En el fondo de la espesa blancura, el castaño divisó un punto negro que brillaba intermitentemente, lo cual le parecía ridículo, pues era imposible que la oscuridad brillase. Pero había algo ahí, en esa ventana oscura y palpitante como un corazón vivo en medio de aquella luminosidad cegadora, que lo llamaba como la voz de un amante desesperado. Hipnotizado, Haneul dio un paso al frente. Caminar hacia ella se sentía como caminar en el agua: pesado y lento.

Cuando estuvo más cerca de la ventana oscura, se dio cuenta de que no era una ventana sino más bien la entrada a un túnel. Finalmente comprendió que aquel lugar fulgurante sí había sido el purgatorio y ahora se estaba adentrando a los confines del infierno, o el cielo, no estaba realmente seguro cuál sería su destino. El miedo burbujeaba en su estómago y subía hasta instalarse en su garganta, deteniendo sus pasos y urgiéndole a aferrarse al último ápice de vida que quedaba en él.

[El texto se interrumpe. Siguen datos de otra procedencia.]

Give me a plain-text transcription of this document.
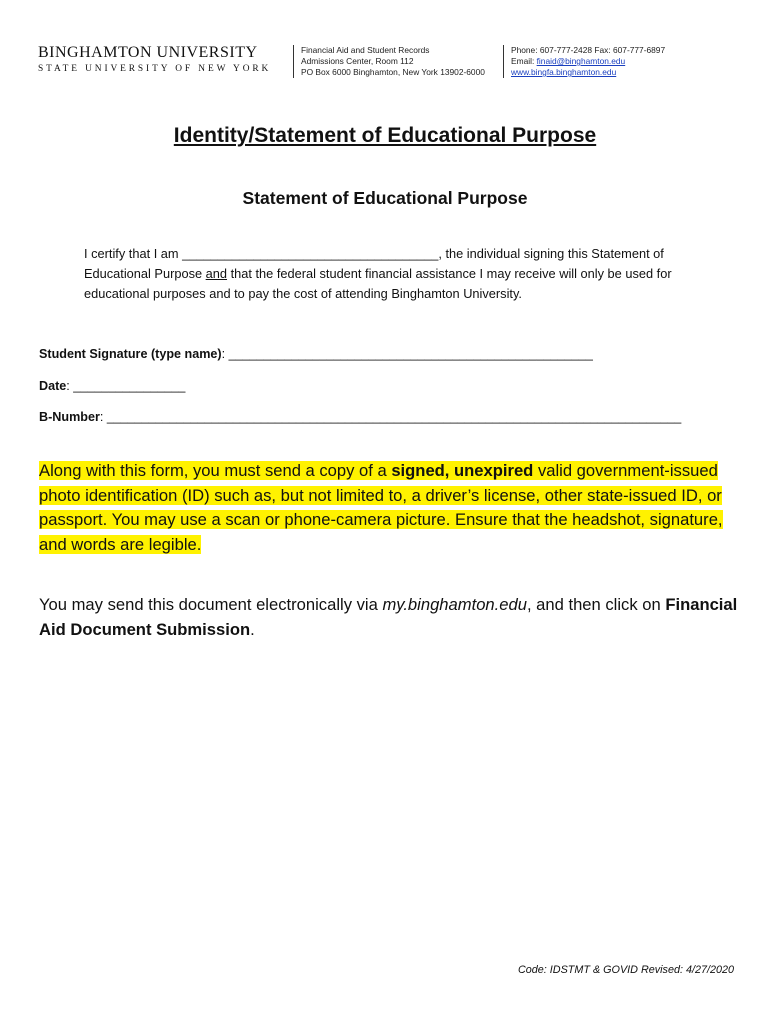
BINGHAMTON UNIVERSITY
STATE UNIVERSITY OF NEW YORK
Financial Aid and Student Records
Admissions Center, Room 112
PO Box 6000 Binghamton, New York 13902-6000
Phone: 607-777-2428 Fax: 607-777-6897
Email: finaid@binghamton.edu
www.bingfa.binghamton.edu
Identity/Statement of Educational Purpose
Statement of Educational Purpose
I certify that I am ____________________________________, the individual signing this Statement of Educational Purpose and that the federal student financial assistance I may receive will only be used for educational purposes and to pay the cost of attending Binghamton University.
Student Signature (type name): ____________________________________________________
Date: ________________
B-Number: __________________________________________________________________________________
Along with this form, you must send a copy of a signed, unexpired valid government-issued photo identification (ID) such as, but not limited to, a driver’s license, other state-issued ID, or passport. You may use a scan or phone-camera picture. Ensure that the headshot, signature, and words are legible.
You may send this document electronically via my.binghamton.edu, and then click on Financial Aid Document Submission.
Code: IDSTMT & GOVID Revised: 4/27/2020
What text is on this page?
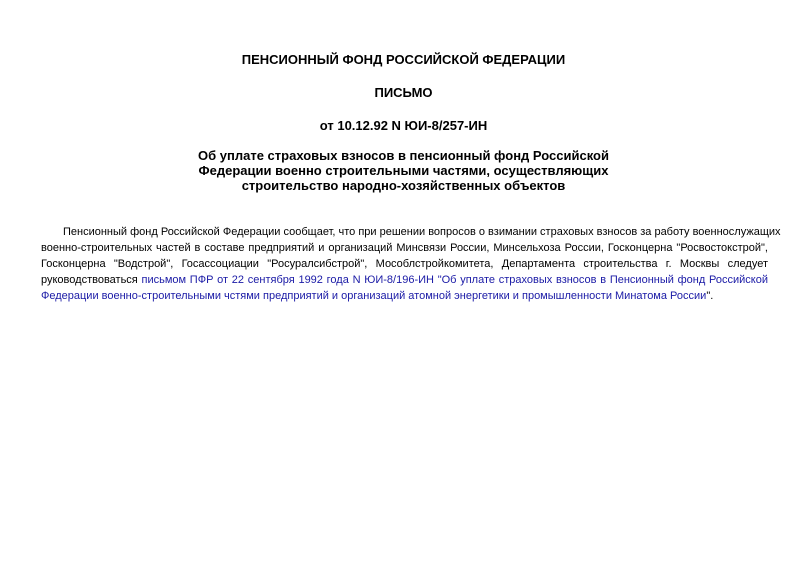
ПЕНСИОННЫЙ ФОНД РОССИЙСКОЙ ФЕДЕРАЦИИ

ПИСЬМО

от 10.12.92 N ЮИ-8/257-ИН

Об уплате страховых взносов в пенсионный фонд Российской
Федерации военно строительными частями, осуществляющих
строительство народно-хозяйственных объектов

Пенсионный фонд Российской Федерации сообщает, что при решении вопросов о взимании страховых взносов за работу военнослужащих
военно-строительных частей в составе предприятий и организаций Минсвязи России, Минсельхоза России, Госконцерна "Росвостокстрой",
Госконцерна "Водстрой", Госассоциации "Росуралсибстрой", Мособлстройкомитета, Департамента строительства г. Москвы следует
руководствоваться письмом ПФР от 22 сентября 1992 года N ЮИ-8/196-ИН "Об уплате страховых взносов в Пенсионный фонд Российской
Федерации военно-строительными чстями предприятий и организаций атомной энергетики и промышленности Минатома России".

Con pasos yertos se adentró en las tinieblas y el llamado desesperado que había sentido antes se triplicó, esta vez dentro de su cráneo, llenado cada rincón y retumbando dentro de su cabeza como explosiones incesantes. Haneul gritó, pero ningún sonido salió de sus labios.

Se dobló en sí mismo a causa del dolor punzante y enterró la cabeza entre las manos, como si aquello lo fuera a detener.

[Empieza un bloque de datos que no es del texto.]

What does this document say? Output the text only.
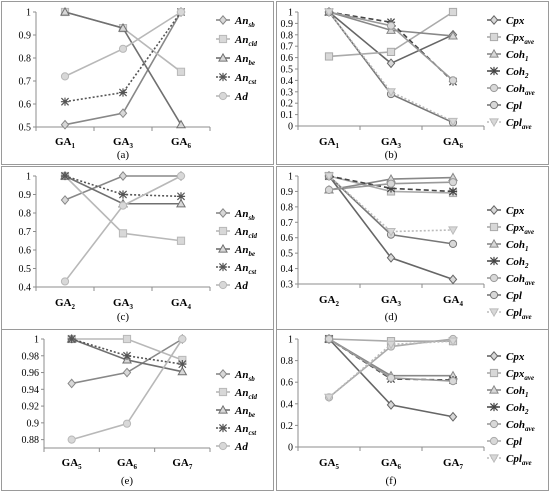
0.5
0.6
0.7
0.8
0.9
1
$GA_1$	$GA_3$	$GA_6$
$An_{sb}$
$An_{cld}$
$An_{be}$
$An_{cst}$
Ad
(a)
0
0.1
0.2
0.3
0.4
0.5
0.6
0.7
0.8
0.9
1
$GA_1$	$GA_3$	$GA_6$
Cpx
Cpx$_{ave}$
Coh$_1$
Coh$_2$
Coh$_{ave}$
Cpl
Cpl$_{ave}$
(b)
0.4
0.5
0.6
0.7
0.8
0.9
1
$GA_2$	$GA_3$	$GA_4$
$An_{sb}$
$An_{cld}$
$An_{be}$
$An_{cst}$
Ad
(c)
0.3
0.4
0.5
0.6
0.7
0.8
0.9
1
$GA_2$	$GA_3$	$GA_4$
Cpx
Cpx$_{ave}$
Coh$_1$
Coh$_2$
Coh$_{ave}$
Cpl
Cpl$_{ave}$
(d)
0.88
0.9
0.92
0.94
0.96
0.98
1
$GA_5$	$GA_6$	$GA_7$
$An_{sb}$
$An_{cld}$
$An_{be}$
$An_{cst}$
Ad
(e)
0
0.2
0.4
0.6
0.8
1
$GA_5$	$GA_6$	$GA_7$
Cpx
Cpx$_{ave}$
Coh$_1$
Coh$_2$
Coh$_{ave}$
Cpl
Cpl$_{ave}$
(f)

«Abre los ojos» murmuró la voz de antes. Era una voz escalofriante y desconocida, carente de emoción alguna.

El muchacho los abrió instantáneamente, como si hubiera perdido el control de su cuerpo por un instante y se lo hubiera cedido al ente al que pertenecía la voz. Por encima de su cabeza aparecían destellos luminosos de vez en cuando y, maravillado, se puso de pie. Olvidó el dolor incesante de su cabeza y admiró como los destellos aparecían y desaparecían frente a sus ojos. Eran alargados y no muy gruesos, casi como si fueran rayos en miniatura.

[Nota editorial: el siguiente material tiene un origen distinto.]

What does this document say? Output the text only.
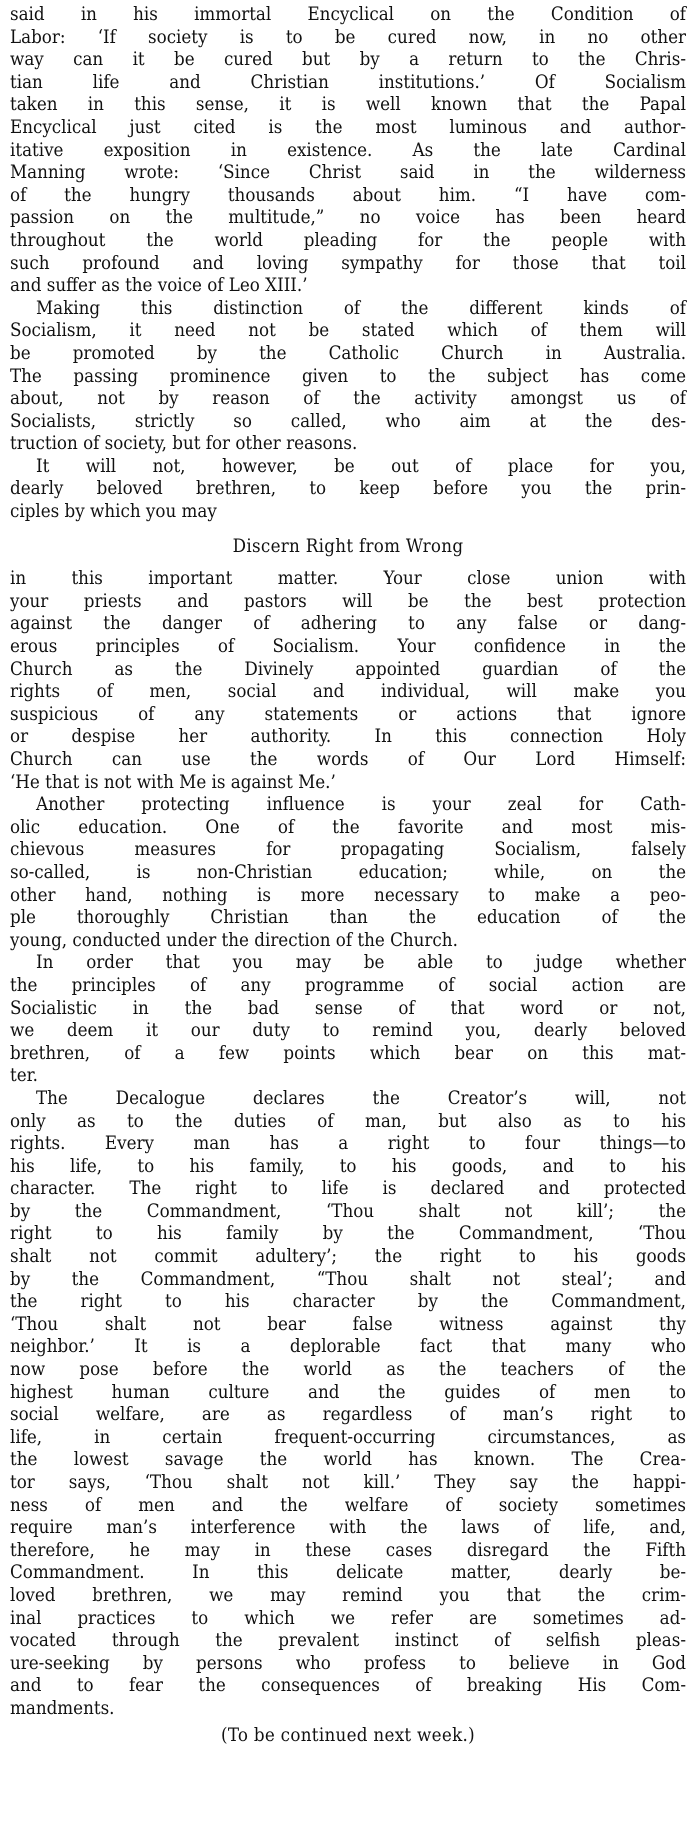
said in his immortal Encyclical on the Condition of
Labor: ‘If society is to be cured now, in no other
way can it be cured but by a return to the Chris-
tian life and Christian institutions.’ Of Socialism
taken in this sense, it is well known that the Papal
Encyclical just cited is the most luminous and author-
itative exposition in existence. As the late Cardinal
Manning wrote: ‘Since Christ said in the wilderness
of the hungry thousands about him. “I have com-
passion on the multitude,” no voice has been heard
throughout the world pleading for the people with
such profound and loving sympathy for those that toil
and suffer as the voice of Leo XIII.’
Making this distinction of the different kinds of
Socialism, it need not be stated which of them will
be promoted by the Catholic Church in Australia.
The passing prominence given to the subject has come
about, not by reason of the activity amongst us of
Socialists, strictly so called, who aim at the des-
truction of society, but for other reasons.
It will not, however, be out of place for you,
dearly beloved brethren, to keep before you the prin-
ciples by which you may
Discern Right from Wrong
in this important matter. Your close union with
your priests and pastors will be the best protection
against the danger of adhering to any false or dang-
erous principles of Socialism. Your confidence in the
Church as the Divinely appointed guardian of the
rights of men, social and individual, will make you
suspicious of any statements or actions that ignore
or despise her authority. In this connection Holy
Church can use the words of Our Lord Himself:
‘He that is not with Me is against Me.’
Another protecting influence is your zeal for Cath-
olic education. One of the favorite and most mis-
chievous measures for propagating Socialism, falsely
so-called, is non-Christian education; while, on the
other hand, nothing is more necessary to make a peo-
ple thoroughly Christian than the education of the
young, conducted under the direction of the Church.
In order that you may be able to judge whether
the principles of any programme of social action are
Socialistic in the bad sense of that word or not,
we deem it our duty to remind you, dearly beloved
brethren, of a few points which bear on this mat-
ter.
The Decalogue declares the Creator’s will, not
only as to the duties of man, but also as to his
rights. Every man has a right to four things—to
his life, to his family, to his goods, and to his
character. The right to life is declared and protected
by the Commandment, ‘Thou shalt not kill’; the
right to his family by the Commandment, ‘Thou
shalt not commit adultery’; the right to his goods
by the Commandment, “Thou shalt not steal’; and
the right to his character by the Commandment,
‘Thou shalt not bear false witness against thy
neighbor.’ It is a deplorable fact that many who
now pose before the world as the teachers of the
highest human culture and the guides of men to
social welfare, are as regardless of man’s right to
life, in certain frequent-occurring circumstances, as
the lowest savage the world has known. The Crea-
tor says, ‘Thou shalt not kill.’ They say the happi-
ness of men and the welfare of society sometimes
require man’s interference with the laws of life, and,
therefore, he may in these cases disregard the Fifth
Commandment. In this delicate matter, dearly be-
loved brethren, we may remind you that the crim-
inal practices to which we refer are sometimes ad-
vocated through the prevalent instinct of selfish pleas-
ure-seeking by persons who profess to believe in God
and to fear the consequences of breaking His Com-
mandments.
(To be continued next week.)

Pero entonces, en medio de la silenciosa oscuridad, los destellos comenzaron a aparecer más pronto y, con ellos, el sonido de metal contra metal. Fue en ese momento cuando Haneul cayó en la cuenta de que los destellos alargados eran espadas, y no precisamente flotantes.

Tenerle miedo a la muerte no tenía sentido, pues ya había asumido que estaba muerto, pero cuando miles de figuras espectrales vestidas con ropas extrañas aparecieron a su alrededor blandiendo las afiladas hojas, tuvo miedo de morir.

En medio de lo que parecía ser un campo de batalla, Haneul caminaba erguido. La rabia y sed de venganza que corría por sus venas le era ajena, pues no eran emociones que hubiera experimentado en vida. Bajó la mirada a sus manos cuando sintió que sostenía algo pesado y, contrastando con el suelo lodoso, una espada enorme y majestuosa destilaba sangre fresca. Su corazón palpitaba desenfrenado y no supo porqué, pero de pronto tuvo la sensación de que aquel cuerpo no era del todo suyo.

No comprendía de dónde salían esas imágenes. Quizás y sí era un sueño, un muy mal sueño. O tal vez un castigo de Dios por haber sido un mal hijo. No lo sabía, no podía saberlo. Solo estaba ahí, confundido, asustado y con una furia dentro de él que no le pertenecía.

Después de que su mirada tocara la espada, un dolor intenso se instaló en su pecho. No era un dolor físico, más bien parecía provenir de lo más profundo de su alma. Se sentía como una pérdida, pero nunca la había sentido de esa manera, ni siquiera cuando su abuelo falleció. Un llanto llegó a sus oídos mientras cientos de hombres pasaban a su lado y tardó tan solo un instante en darse cuenta de que los sollozos quebrados venían de su boca.

En un intento desesperado por librarse de aquel dolor tan terrible dejó caer la espada y las imágenes que lo rodeaban se detuvieron. Se dejó caer de rodillas al suelo y soltó un grito a la nada, desesperado y queriendo salir de aquella horrible pesadilla.

—¡Ya basta! ¡Quiero despertar!

Su clamor rebotó entre las sombras y regresó a él, haciéndole escuchar lo rota que estaba su voz. La desesperación era como un volcán que hacía erupción a través de sus ojos: las lágrimas corrían como lava espesa por sus mejillas.